Camel Meat Dumplings — Tuorou Shuijiao (¥15–20 per plate)
Eight dumplings per plate. Camel meat is leaner than beef, with a faint gamey note that the seasoning keeps in check. The skin runs thick, which holds up well in a rolling pot. Vinegar is the default dip. If you're curious about camel, this is a lower-stakes trial—a plate of eight rather than committing to a full skewer portion.
Grilled Lamb Skewers — Kaoyangrou Chuan (¥4–6 each)
Gansu-style, which means slightly less cumin than Xinjiang skewers but similar fresh quality. Dunhuang's slaughter volume is high during peak tourist season, so meat stays consistent. Two or three alongside something else is a reasonable approach.
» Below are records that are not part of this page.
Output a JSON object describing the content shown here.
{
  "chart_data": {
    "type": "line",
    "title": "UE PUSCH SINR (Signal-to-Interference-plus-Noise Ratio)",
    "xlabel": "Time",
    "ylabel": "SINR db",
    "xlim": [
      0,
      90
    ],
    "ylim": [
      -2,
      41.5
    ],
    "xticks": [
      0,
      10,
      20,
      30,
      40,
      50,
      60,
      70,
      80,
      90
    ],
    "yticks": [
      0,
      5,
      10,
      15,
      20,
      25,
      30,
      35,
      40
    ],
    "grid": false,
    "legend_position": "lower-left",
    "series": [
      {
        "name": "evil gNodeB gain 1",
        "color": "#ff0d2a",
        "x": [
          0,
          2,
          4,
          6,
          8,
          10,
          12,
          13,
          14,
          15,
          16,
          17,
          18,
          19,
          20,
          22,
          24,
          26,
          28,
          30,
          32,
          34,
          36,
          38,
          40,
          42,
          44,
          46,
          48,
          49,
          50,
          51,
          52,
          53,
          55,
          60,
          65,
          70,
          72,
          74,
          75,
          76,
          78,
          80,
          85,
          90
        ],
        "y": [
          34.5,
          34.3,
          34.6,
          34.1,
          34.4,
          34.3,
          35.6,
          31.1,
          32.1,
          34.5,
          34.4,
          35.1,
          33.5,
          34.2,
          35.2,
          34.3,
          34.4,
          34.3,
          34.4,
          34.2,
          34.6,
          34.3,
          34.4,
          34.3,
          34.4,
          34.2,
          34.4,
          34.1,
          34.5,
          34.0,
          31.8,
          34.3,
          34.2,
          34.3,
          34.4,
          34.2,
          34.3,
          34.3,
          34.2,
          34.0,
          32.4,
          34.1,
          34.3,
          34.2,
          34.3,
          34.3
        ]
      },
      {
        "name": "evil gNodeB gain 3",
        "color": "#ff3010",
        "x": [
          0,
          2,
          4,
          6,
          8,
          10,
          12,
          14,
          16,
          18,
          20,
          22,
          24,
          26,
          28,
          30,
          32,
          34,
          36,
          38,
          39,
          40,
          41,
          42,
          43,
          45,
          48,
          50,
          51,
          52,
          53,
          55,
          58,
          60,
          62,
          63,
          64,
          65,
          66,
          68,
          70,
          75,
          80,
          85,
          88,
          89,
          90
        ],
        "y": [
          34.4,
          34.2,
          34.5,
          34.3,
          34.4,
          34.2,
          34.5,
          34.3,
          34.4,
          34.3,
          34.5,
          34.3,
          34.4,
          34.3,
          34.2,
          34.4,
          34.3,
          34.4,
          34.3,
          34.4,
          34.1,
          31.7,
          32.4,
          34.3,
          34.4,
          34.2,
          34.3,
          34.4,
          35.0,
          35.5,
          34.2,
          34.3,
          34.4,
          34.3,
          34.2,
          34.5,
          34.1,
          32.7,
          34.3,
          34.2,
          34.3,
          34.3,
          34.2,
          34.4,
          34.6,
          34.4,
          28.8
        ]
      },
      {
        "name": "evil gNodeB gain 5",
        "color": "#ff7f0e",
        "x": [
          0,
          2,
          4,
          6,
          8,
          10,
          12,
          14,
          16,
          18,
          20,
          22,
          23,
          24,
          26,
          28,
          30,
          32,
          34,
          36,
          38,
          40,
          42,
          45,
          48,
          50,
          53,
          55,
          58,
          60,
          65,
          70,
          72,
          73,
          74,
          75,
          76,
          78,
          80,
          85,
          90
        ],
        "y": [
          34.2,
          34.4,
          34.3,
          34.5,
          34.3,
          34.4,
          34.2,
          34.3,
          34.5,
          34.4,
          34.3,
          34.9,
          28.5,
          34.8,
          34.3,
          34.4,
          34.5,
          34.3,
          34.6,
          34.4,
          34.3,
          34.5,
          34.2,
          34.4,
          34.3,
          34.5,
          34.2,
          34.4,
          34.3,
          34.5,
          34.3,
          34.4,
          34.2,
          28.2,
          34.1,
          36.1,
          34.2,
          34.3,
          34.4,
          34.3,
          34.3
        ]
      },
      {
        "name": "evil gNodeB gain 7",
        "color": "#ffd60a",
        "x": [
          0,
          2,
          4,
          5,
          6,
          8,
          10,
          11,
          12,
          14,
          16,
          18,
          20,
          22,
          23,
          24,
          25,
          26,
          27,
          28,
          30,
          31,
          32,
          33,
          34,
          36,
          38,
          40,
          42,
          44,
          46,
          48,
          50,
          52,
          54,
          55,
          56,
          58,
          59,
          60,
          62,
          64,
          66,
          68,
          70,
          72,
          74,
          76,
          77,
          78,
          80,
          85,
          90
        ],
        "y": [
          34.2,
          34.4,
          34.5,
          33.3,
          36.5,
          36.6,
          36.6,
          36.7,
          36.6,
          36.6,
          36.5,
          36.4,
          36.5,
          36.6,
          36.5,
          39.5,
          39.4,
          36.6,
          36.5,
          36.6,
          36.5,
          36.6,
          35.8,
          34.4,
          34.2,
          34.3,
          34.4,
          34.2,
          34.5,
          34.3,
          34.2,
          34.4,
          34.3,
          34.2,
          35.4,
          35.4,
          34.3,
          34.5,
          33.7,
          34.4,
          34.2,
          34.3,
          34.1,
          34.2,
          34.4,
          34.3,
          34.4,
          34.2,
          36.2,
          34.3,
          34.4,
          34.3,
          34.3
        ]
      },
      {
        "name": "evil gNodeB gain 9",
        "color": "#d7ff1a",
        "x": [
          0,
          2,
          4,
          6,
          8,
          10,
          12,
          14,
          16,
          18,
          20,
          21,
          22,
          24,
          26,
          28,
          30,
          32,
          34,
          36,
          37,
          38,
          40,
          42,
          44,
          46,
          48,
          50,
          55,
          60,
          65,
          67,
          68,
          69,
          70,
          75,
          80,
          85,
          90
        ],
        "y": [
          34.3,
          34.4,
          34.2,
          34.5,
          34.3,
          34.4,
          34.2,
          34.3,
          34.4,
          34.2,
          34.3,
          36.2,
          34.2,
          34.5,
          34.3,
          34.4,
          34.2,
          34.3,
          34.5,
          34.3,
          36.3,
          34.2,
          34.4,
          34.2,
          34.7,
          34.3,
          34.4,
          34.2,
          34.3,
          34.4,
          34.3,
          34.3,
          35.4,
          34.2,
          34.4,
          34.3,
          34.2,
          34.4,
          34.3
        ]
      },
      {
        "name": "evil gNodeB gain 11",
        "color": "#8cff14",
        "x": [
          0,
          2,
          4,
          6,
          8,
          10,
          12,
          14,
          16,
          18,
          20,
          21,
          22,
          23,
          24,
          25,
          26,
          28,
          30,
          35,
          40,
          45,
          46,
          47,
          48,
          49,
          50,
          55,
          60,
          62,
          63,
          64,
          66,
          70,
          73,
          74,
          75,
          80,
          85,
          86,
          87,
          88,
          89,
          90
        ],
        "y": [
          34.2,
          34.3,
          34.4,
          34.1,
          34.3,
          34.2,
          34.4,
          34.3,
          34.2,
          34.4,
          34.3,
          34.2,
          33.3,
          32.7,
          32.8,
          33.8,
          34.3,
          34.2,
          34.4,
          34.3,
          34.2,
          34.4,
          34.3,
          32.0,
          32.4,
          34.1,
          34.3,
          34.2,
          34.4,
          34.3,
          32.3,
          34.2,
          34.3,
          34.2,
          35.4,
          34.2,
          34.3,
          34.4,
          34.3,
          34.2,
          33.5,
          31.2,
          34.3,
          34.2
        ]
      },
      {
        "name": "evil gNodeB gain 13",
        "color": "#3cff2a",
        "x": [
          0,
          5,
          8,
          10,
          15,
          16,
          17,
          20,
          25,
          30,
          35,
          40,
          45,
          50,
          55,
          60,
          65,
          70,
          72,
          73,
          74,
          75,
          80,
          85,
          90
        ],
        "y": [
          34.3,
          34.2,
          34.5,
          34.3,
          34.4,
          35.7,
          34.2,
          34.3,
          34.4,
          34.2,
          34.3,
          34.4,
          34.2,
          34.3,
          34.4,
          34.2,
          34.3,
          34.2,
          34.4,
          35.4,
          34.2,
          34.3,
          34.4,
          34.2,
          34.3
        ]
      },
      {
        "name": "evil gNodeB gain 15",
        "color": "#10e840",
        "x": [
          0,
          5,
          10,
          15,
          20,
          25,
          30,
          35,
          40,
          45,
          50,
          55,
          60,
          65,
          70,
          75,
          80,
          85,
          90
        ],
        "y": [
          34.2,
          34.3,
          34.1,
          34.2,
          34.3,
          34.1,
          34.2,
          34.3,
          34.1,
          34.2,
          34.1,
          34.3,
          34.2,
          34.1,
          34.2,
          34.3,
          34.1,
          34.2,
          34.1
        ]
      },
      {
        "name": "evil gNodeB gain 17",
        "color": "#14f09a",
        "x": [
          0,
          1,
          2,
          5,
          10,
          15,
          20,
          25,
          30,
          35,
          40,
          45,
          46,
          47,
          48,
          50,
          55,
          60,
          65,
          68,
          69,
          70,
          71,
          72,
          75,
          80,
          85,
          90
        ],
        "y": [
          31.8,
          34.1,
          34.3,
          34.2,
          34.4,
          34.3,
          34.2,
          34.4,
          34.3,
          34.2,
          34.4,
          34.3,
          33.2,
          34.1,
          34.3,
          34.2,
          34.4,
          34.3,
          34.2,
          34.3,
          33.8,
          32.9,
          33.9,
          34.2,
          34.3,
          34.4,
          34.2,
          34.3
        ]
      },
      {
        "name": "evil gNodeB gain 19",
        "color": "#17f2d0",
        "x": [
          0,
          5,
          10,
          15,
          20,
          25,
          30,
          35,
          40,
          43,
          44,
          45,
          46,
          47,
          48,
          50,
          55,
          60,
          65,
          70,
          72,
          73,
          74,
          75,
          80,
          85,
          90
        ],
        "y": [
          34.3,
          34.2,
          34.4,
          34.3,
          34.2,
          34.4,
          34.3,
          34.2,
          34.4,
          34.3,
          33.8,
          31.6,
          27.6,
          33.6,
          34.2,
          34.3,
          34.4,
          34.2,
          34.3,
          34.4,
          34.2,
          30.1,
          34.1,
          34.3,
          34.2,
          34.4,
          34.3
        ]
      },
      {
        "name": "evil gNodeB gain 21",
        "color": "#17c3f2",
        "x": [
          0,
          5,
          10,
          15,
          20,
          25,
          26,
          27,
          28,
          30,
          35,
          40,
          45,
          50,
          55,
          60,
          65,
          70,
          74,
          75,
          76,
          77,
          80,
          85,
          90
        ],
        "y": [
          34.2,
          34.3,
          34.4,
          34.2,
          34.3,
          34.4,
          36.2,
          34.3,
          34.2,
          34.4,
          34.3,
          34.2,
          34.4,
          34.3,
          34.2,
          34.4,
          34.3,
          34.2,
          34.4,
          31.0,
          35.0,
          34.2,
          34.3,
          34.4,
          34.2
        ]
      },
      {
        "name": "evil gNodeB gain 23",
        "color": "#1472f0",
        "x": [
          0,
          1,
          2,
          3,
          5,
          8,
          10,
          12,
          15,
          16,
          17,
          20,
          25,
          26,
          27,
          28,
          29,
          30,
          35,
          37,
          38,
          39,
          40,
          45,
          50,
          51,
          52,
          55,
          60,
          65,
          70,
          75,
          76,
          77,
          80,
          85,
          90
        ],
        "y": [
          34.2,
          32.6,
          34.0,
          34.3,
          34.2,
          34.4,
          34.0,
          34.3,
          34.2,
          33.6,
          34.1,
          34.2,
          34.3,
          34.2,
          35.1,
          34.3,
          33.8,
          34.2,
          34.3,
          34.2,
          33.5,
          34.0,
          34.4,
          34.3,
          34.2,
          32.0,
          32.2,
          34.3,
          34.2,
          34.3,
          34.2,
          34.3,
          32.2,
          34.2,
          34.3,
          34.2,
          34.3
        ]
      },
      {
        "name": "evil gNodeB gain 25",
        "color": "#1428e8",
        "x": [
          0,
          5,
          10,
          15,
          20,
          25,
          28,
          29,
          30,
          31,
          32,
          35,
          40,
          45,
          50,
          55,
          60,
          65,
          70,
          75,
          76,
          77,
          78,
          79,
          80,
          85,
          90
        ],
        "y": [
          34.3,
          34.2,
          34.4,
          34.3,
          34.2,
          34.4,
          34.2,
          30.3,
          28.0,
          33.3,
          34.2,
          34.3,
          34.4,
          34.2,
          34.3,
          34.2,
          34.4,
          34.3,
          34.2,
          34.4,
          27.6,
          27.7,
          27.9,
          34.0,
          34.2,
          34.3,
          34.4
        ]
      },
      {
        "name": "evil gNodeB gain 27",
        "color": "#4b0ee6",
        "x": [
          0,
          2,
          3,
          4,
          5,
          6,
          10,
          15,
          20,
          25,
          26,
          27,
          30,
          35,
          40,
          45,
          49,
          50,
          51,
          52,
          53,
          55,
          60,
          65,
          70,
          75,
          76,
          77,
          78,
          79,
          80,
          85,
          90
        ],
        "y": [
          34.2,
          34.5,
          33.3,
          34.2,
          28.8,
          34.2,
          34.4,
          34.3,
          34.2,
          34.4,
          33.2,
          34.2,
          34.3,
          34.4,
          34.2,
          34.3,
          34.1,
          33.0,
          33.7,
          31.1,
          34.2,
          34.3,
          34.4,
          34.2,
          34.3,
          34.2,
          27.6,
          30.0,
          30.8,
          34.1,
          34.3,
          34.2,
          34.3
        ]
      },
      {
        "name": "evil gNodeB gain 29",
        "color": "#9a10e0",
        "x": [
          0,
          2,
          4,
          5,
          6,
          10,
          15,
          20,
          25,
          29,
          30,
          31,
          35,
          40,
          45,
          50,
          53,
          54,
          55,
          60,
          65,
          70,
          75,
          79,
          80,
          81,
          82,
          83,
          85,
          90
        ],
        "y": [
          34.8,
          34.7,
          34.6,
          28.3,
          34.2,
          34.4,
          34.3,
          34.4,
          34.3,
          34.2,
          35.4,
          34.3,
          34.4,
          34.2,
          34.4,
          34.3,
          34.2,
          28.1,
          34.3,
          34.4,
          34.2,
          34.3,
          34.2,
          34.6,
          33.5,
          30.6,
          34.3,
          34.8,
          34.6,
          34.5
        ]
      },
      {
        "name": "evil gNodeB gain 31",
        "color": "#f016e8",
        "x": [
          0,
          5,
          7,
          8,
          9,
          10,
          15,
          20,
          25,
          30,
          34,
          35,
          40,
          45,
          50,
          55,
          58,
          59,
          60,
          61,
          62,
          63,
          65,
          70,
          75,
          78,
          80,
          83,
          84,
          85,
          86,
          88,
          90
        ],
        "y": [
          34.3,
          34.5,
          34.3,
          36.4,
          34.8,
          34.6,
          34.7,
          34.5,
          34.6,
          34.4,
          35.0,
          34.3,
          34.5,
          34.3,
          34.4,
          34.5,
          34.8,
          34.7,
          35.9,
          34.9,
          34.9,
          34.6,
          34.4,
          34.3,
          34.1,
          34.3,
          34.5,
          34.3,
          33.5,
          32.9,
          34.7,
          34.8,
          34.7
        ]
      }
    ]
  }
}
Apricot Skin Drink — Xingpishui (¥5–10)
Made from dried apricot skins simmered and sweetened, then chilled. Color is amber, taste is sour-sweet with real fruit depth. Nothing carbonated, nothing artificial. Every drink stall has it.
Grey Pea Soup — Huidou Tang (¥5–8)
Small grey peas slow-cooked with red dates, served hot. Texture is thicker than a broth, closer to a loose porridge. Sweet, not savory. One small cup is the right commitment.
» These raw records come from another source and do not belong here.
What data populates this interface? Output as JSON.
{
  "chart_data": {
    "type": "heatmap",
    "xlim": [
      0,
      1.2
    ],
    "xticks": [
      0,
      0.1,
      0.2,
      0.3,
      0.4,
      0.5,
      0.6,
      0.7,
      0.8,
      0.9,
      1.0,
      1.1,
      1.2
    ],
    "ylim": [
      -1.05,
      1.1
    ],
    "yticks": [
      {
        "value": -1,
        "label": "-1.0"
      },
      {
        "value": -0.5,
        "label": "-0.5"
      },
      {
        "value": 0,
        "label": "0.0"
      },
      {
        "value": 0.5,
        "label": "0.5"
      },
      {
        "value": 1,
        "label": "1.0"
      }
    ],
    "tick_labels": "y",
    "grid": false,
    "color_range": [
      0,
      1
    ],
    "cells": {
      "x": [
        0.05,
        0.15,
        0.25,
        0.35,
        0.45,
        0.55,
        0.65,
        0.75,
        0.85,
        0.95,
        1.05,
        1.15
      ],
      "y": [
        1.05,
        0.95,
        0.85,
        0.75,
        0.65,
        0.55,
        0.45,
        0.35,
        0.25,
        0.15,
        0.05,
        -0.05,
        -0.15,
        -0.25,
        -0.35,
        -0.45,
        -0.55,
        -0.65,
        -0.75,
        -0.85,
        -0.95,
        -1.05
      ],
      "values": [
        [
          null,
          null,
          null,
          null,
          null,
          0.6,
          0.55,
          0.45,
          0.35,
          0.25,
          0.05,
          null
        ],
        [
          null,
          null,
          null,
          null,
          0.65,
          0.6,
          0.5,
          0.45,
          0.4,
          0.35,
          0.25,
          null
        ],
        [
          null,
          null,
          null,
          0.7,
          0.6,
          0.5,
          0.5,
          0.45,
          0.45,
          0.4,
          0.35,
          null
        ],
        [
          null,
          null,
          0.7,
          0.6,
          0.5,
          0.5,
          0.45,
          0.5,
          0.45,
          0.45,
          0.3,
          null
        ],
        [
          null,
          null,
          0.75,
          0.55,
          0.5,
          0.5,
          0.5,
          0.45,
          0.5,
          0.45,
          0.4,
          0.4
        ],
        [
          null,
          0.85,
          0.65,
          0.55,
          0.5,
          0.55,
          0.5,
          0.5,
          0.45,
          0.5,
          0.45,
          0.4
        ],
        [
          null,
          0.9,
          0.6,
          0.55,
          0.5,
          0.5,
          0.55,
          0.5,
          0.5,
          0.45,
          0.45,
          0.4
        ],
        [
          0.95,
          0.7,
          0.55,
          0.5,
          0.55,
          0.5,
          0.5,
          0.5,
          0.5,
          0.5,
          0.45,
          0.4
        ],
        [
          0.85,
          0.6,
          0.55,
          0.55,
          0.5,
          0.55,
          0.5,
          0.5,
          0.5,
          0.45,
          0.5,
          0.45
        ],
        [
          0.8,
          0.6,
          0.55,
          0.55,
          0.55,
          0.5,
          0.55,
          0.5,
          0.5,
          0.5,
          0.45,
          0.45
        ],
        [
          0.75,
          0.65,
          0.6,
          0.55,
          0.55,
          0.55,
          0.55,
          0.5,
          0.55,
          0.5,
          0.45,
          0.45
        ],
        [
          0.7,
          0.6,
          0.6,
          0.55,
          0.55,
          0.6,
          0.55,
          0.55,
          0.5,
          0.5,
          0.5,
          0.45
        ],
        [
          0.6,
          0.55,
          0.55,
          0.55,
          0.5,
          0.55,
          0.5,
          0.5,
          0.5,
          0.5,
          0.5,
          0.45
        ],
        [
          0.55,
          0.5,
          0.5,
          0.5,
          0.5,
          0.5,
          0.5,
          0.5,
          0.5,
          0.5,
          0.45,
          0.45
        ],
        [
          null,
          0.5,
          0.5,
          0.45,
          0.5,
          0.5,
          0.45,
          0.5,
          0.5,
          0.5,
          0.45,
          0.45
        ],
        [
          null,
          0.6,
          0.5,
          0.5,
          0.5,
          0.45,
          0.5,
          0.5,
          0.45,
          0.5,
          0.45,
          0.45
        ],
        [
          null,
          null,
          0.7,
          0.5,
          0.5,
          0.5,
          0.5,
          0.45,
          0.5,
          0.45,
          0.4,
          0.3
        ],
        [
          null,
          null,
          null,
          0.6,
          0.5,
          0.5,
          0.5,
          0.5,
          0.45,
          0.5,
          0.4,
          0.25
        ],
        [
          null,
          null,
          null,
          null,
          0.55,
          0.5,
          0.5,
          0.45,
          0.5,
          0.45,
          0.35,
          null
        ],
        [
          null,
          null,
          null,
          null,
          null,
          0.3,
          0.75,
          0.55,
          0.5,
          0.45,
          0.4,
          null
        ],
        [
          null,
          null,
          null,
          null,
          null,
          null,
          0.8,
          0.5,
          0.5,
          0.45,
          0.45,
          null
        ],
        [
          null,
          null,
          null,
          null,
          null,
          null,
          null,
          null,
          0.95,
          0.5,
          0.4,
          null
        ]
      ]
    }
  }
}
Suosuo Pastry — Suosuobing (¥5–10)
Baked pastry made with powder from the suosuo plant, a desert parasite with a local history in traditional medicine. Flavor is mild and slightly sweet. Sold mainly as a take-home specialty but available by the piece. Texture is dry. One is enough.
How to Do It
Common Mistakes
- Carrying only cards or large bills — Market stalls run on cash; ¥100 in ¥10 and ¥20 denominations is the right setup
- Arriving after 9:30 PM — Some stalls close early; arrive by 7:30 if you want full selection and a seat
- Overloading on camel — Camel dishes are filling and the flavor is assertive; one plate of dumplings before ordering more is the right approach
- Treating suosuo pastry as a main food — Dry and mild; one piece is the appropriate portion
- Skipping yellow noodles — The donkey meat flavor is mild, not gamey in any distracting way; this dish has the most local significance and the clearest difference from what you'd eat anywhere else in China
Before You Go Checklist
- Set up Alipay International with your Visa or Mastercard at your hotel on Wi-Fi; also carry ¥100 in cash
- Download Google Translate or similar with photo translation for any posted menus
- Screenshot ¥10–50 in Chinese characters to confirm prices without speaking
- If you have food allergies (especially lamb or gluten), prepare a written Chinese allergy note
- Eat lightly before going—portions per item are small, but the total adds up
Shazhou Night Market has no English menus and no staff set up to help foreign visitors navigate. Vendors and local families eating there aren't performing anything for tourists. Yellow noodles with donkey meat and camel dumplings cost ¥15–28, the same price for everyone. Dunhuang residents have been eating these dishes here for a long time.